The following is a guest contribution. Reuters is not responsible for the content and the views expressed are the authors’ alone. This interview with Abdullahi Ahmed an-Naim and Massimo Papa about Iran’s stoning sentence against Sakineh Mohammadi Ashtiani on charges of adultery was originally published in Oasis, a Venice-based magazine on Christian-Muslim dialogue. Martino Diez is director of research at the Oasis International Foundation.
By Martino Diez
Professor Naim, what is your assessment of Sakineh’s case?
Officially, the authorities maintain this is a straightforward murder case. Although I have not followed the matter in detail, I think that the ambiguity of the versions produced throughout the years is suspicious and betrays the presence of political manipulation. This poor woman has ended up at the centre of a struggle between different underground factions. There are many cases similar to this. (Photo: Sakineh Mohammadi Ashtiani in an undated photo handout from Amnesty International)
About this charge, and especially the (momentarily suspended) sentence, the authorities have invoked Islamic legitimation. Sakineh’s case would be included in the hudùd category, which comprises crimes explicitly defined as such in the Koran itself: murder, adultery, theft, slander and alcohol consumption.
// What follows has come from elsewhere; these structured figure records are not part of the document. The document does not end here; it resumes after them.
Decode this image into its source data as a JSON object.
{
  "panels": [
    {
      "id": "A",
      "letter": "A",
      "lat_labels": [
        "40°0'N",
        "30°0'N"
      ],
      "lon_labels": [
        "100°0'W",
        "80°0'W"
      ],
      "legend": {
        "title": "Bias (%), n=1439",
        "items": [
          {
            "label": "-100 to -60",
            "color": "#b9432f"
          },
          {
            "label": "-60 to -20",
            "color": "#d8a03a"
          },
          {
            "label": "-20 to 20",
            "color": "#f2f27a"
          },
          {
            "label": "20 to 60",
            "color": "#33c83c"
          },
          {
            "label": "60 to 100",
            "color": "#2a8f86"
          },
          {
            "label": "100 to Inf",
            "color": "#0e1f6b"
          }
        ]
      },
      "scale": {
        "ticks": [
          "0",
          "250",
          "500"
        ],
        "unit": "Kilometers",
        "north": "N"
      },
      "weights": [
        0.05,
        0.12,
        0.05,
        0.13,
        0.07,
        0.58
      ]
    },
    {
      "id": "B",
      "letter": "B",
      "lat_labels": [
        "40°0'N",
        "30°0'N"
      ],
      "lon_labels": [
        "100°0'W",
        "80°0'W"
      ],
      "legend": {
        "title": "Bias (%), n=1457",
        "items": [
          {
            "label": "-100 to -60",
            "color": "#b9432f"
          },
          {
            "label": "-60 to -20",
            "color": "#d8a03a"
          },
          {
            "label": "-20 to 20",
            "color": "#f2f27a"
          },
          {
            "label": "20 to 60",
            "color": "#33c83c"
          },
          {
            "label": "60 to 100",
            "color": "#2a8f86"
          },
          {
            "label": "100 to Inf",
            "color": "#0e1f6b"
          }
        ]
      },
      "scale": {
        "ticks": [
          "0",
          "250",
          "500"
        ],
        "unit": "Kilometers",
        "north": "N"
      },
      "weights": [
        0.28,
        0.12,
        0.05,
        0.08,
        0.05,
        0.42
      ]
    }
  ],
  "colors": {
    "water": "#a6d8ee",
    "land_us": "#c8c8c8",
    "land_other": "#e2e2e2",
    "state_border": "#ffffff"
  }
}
The whole hudùd question is contradictory. To start with, the Koran does not mention stoning for adultery. Besides, traditional norms are very exacting in terms of evidence collecting: they talk about four witnesses who must tell in detail and without contradictions the taking place of the sexual act. The tradition tells of a man who came to accuse himself before the Prophet, and the Prophet thrice over turned his ear to the other side in order not to listen to him. Only the fourth time did he decide to believe the confession that, according to traditional law, must be maintained by the condemned person throughout the execution. In Sakineh’s case, instead, we see an over-eagerness for punishment. Behind this there is a political game.
Even with the important limitations you have mentioned, the hudùd discipline remains problematic.
I certainly am of the opinion that today it is not possible to execute hudùd punishments by law. The punishments are so severe that they require absolute certainty. First of all, the Koran does not give any definition of theft or adultery. Besides, the various law schools have taken different positions about what constitutes evidence, with the result that the same fact can lead to death by stoning in Northern Nigeria and absolution in Sudan — possibly with the accusers being condemned for slander, with relative corporal punishment. But how is it possible for the same event to be dealt with in such different ways? Who is right? I think that the authentically pious position should acknowledge that there is too much disagreement and possibility of error for such punishments to be applied.